FORM OF SUB-INVESTMENT ADVISORY AGREEMENT
COREFUNDS INTERNATIONAL GROWTH FUND
AGREEMENT made as of December 15, 1997 between CORESTATES INVESTMENT
ADVISERS, INC., a Pennsylvania corporation (hereinafter the "Investment
Adviser"), and ABERDEEN FUND MANAGERS, INC. a Delaware corporation (hereinafter
the "Sub-Adviser").
WHEREAS, CoreFunds, Inc., a Maryland corporation (the "Fund") is registered
as an open-end, diversified, management investment company under the Investment
Company Act of 1940, as amended ("1940 Act"); and
WHEREAS, the Fund is authorized to issue shares of Common Stock in separate
series representing shares in a separate portfolio of securities and other
assets; and
WHEREAS, the Investment Adviser is a party to an Investment Advisory
Agreement, dated as of April 12, 1996 with the Fund, pursuant to which the
Investment Adviser provides investment advisory services to the Fund and certain
of its portfolios; and
WHEREAS, the Investment Adviser wishes to have the Sub-Adviser act as a
sub-investment adviser for a portion of the assets of the Fund's International
Growth Portfolio and as such to provide the Investment Adviser with investment
advisory services, including investment management, investment research and
investment recommendations, and the Sub-Adviser is willing to provide such
services;
NOW, THEREFORE, in consideration of the premises and mutual covenants
herein contained, it is agreed between the parties hereto as follows:
1. Appointment. The Investment Adviser hereby appoints the Sub-Adviser to act as
a sub-investment adviser to the Fund for the period and on the terms set forth
in this Agreement. The Sub-Adviser accepts such appointment and agrees to
furnish the services herein set forth for the compensation herein provided.
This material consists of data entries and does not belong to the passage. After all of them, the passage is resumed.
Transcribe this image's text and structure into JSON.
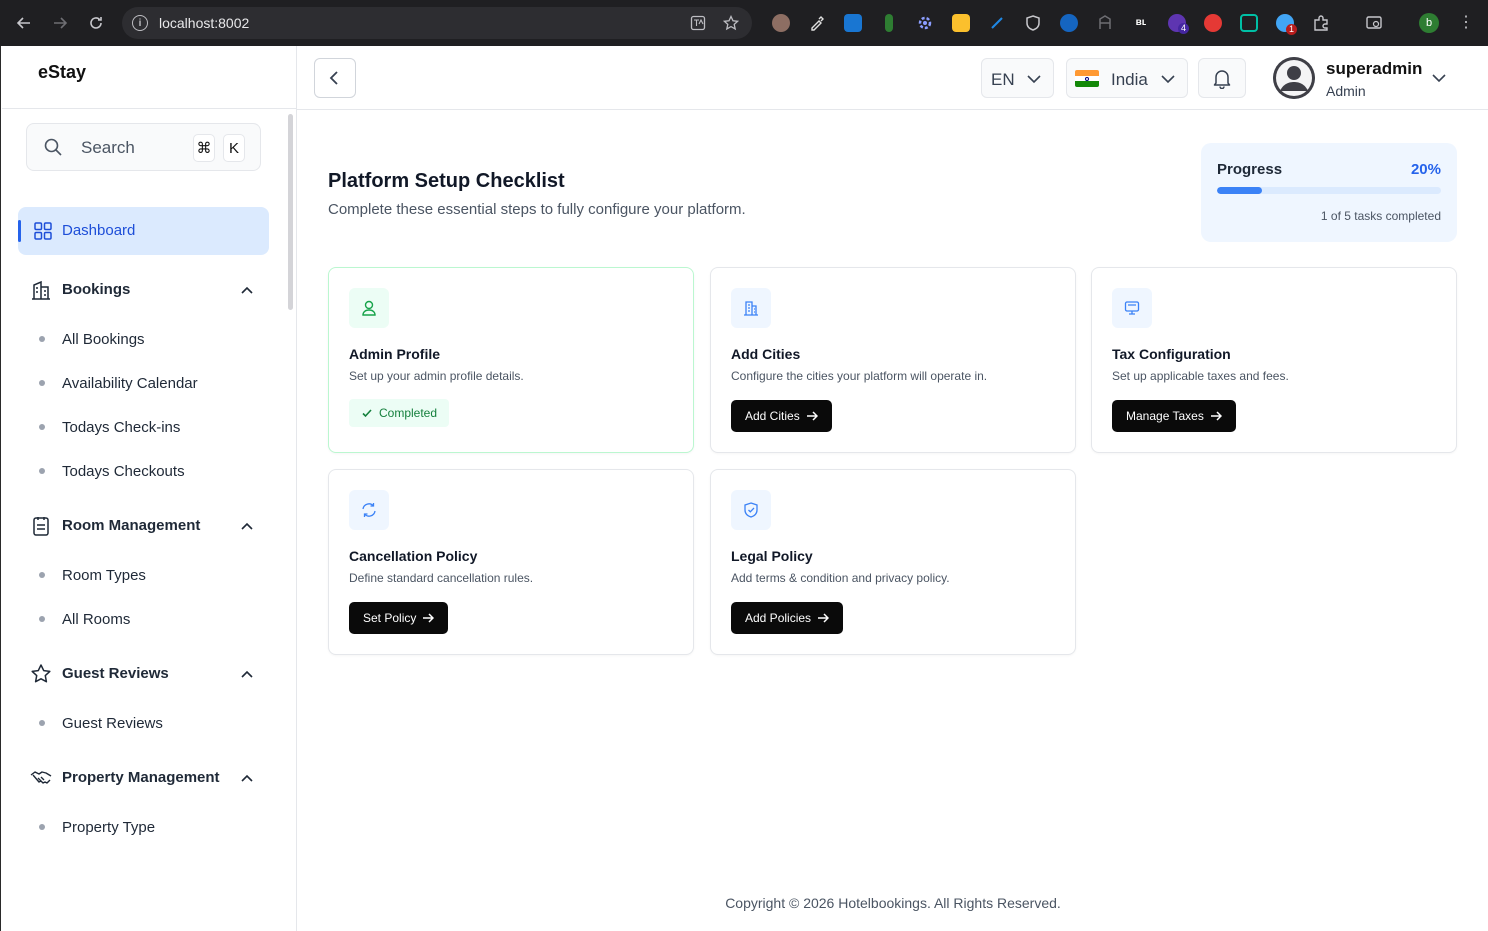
{
  "browser": {
    "url": "localhost:8002",
    "profile_initial": "b",
    "extension_badges": [
      "4",
      "1"
    ]
  },
  "sidebar": {
    "brand": "eStay",
    "search": {
      "placeholder": "Search",
      "shortcut_keys": [
        "⌘",
        "K"
      ]
    },
    "active_item": {
      "label": "Dashboard",
      "icon": "dashboard-grid-icon"
    },
    "groups": [
      {
        "label": "Bookings",
        "icon": "building-icon",
        "expanded": true,
        "items": [
          "All Bookings",
          "Availability Calendar",
          "Todays Check-ins",
          "Todays Checkouts"
        ]
      },
      {
        "label": "Room Management",
        "icon": "clipboard-icon",
        "expanded": true,
        "items": [
          "Room Types",
          "All Rooms"
        ]
      },
      {
        "label": "Guest Reviews",
        "icon": "star-icon",
        "expanded": true,
        "items": [
          "Guest Reviews"
        ]
      },
      {
        "label": "Property Management",
        "icon": "handshake-icon",
        "expanded": true,
        "items": [
          "Property Type"
        ]
      }
    ]
  },
  "header": {
    "language": "EN",
    "country": "India",
    "user": {
      "name": "superadmin",
      "role": "Admin"
    }
  },
  "main": {
    "title": "Platform Setup Checklist",
    "subtitle": "Complete these essential steps to fully configure your platform.",
    "progress": {
      "label": "Progress",
      "percent_text": "20%",
      "fraction": 0.2,
      "status": "1 of 5 tasks completed"
    },
    "cards": [
      {
        "title": "Admin Profile",
        "description": "Set up your admin profile details.",
        "icon": "user-icon",
        "completed": true,
        "badge": "Completed"
      },
      {
        "title": "Add Cities",
        "description": "Configure the cities your platform will operate in.",
        "icon": "building-icon",
        "completed": false,
        "button": "Add Cities"
      },
      {
        "title": "Tax Configuration",
        "description": "Set up applicable taxes and fees.",
        "icon": "monitor-icon",
        "completed": false,
        "button": "Manage Taxes"
      },
      {
        "title": "Cancellation Policy",
        "description": "Define standard cancellation rules.",
        "icon": "refresh-icon",
        "completed": false,
        "button": "Set Policy"
      },
      {
        "title": "Legal Policy",
        "description": "Add terms & condition and privacy policy.",
        "icon": "shield-check-icon",
        "completed": false,
        "button": "Add Policies"
      }
    ]
  },
  "colors": {
    "accent": "#2563eb",
    "active_nav_bg": "#dbeafe",
    "success": "#15803d",
    "button_bg": "#0a0a0a"
  },
  "footer": {
    "copyright": "Copyright © 2026 Hotelbookings. All Rights Reserved."
  }
}
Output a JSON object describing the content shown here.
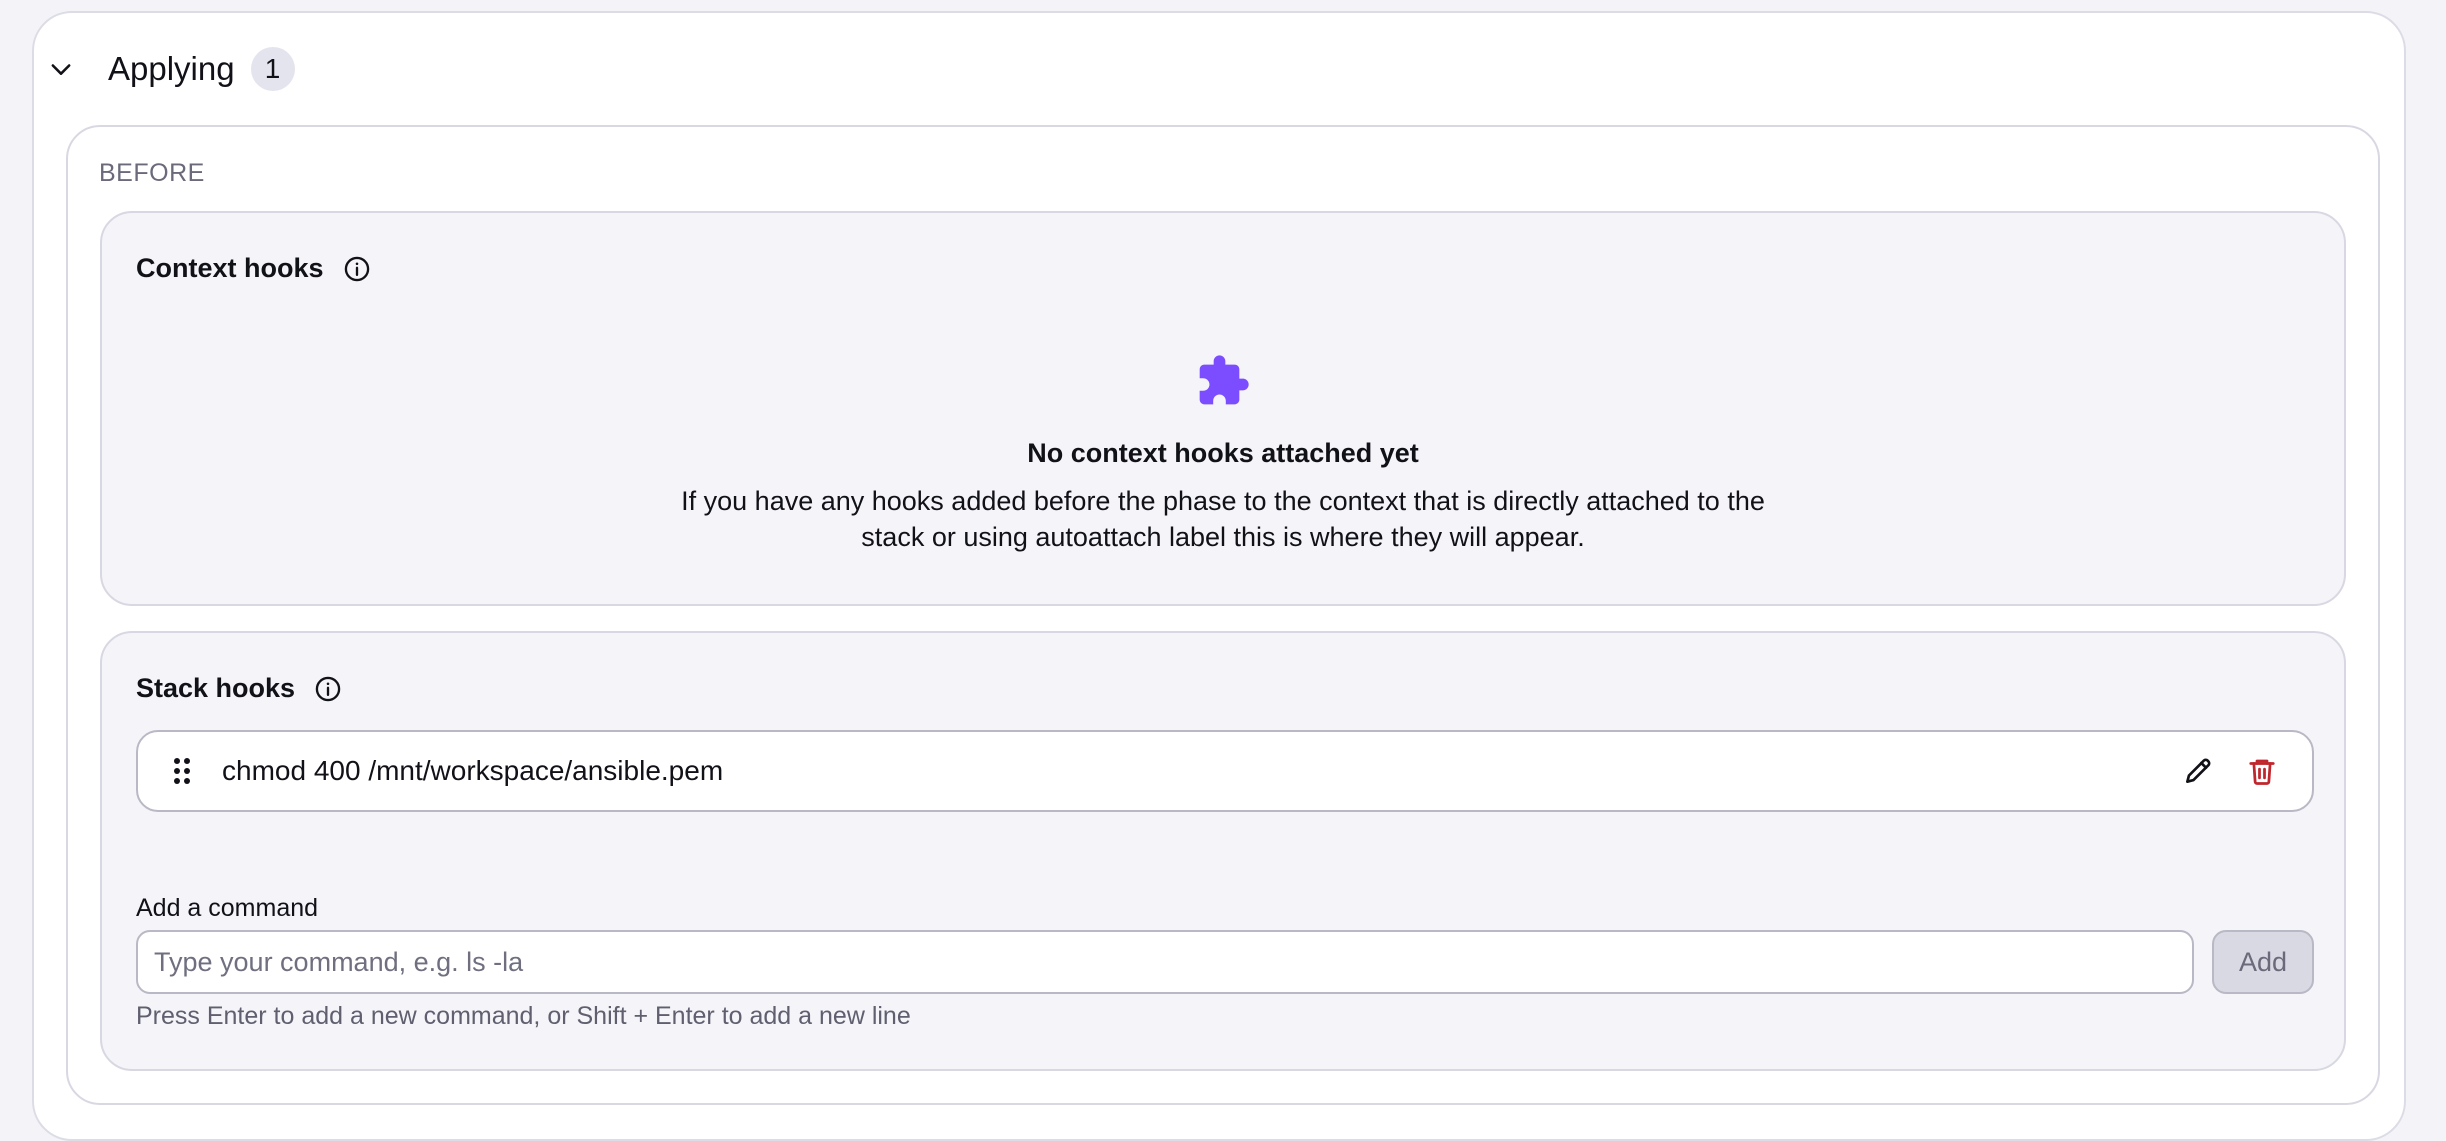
{
  "section": {
    "title": "Applying",
    "count": "1"
  },
  "phase": {
    "label": "BEFORE"
  },
  "context_hooks": {
    "title": "Context hooks",
    "empty_title": "No context hooks attached yet",
    "empty_description": "If you have any hooks added before the phase to the context that is directly attached to the stack or using autoattach label this is where they will appear.",
    "icon": "puzzle-icon"
  },
  "stack_hooks": {
    "title": "Stack hooks",
    "items": [
      {
        "command": "chmod 400 /mnt/workspace/ansible.pem"
      }
    ]
  },
  "add_command": {
    "label": "Add a command",
    "placeholder": "Type your command, e.g. ls -la",
    "button_label": "Add",
    "hint": "Press Enter to add a new command, or Shift + Enter to add a new line"
  },
  "colors": {
    "accent_purple": "#7c4dff",
    "delete_red": "#c0262d"
  }
}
2. Delivery of Documents. The Fund or the Investment Adviser has furnished the
Sub-Adviser with copies properly certified or authenticated of each of the
following:
a. the Fund's Articles of Incorporation, as filed with the Secretary of
State of Maryland on September 11, 1984, and all amendments thereto
(such Articles, as presently in effect and as they shall from time to
time be amended or supplemented, are herein called the "Articles of
Incorporation");
b. the Fund's By-Laws and amendments thereto (such By-Laws, as presently
in affect and as they shall from time to time be amended, are herein
called the "By- Laws");
c. resolutions of the Fund's Board of Directors authorizing the
appointment of the Investment Adviser and approving this Agreement;
d. the Fund's Notification of Registration on Form N-8A under the 1940
Act as filed with the Securities and Exchange Commission on September
11, 1984 and all amendments thereto;
e. the Fund's Registration Statement on Form N-1A under the Securities
Act of 1933, as amended ("1933 Act") (File No. 2-93214) and under the
1940 Act as filed with the Securities and Exchange Commission and all
amendments thereto; and
f. the Fund's most recent Prospectus and Statement of Additional
Information (such Prospectus and Statement of Additional Information,
as presently in effect and all amendments and supplements thereto, are
herein called the "Prospectus").
The Fund or the Investment Adviser will furnish the Sub-Adviser from time
to time with copies of all amendments of or supplements to the foregoing.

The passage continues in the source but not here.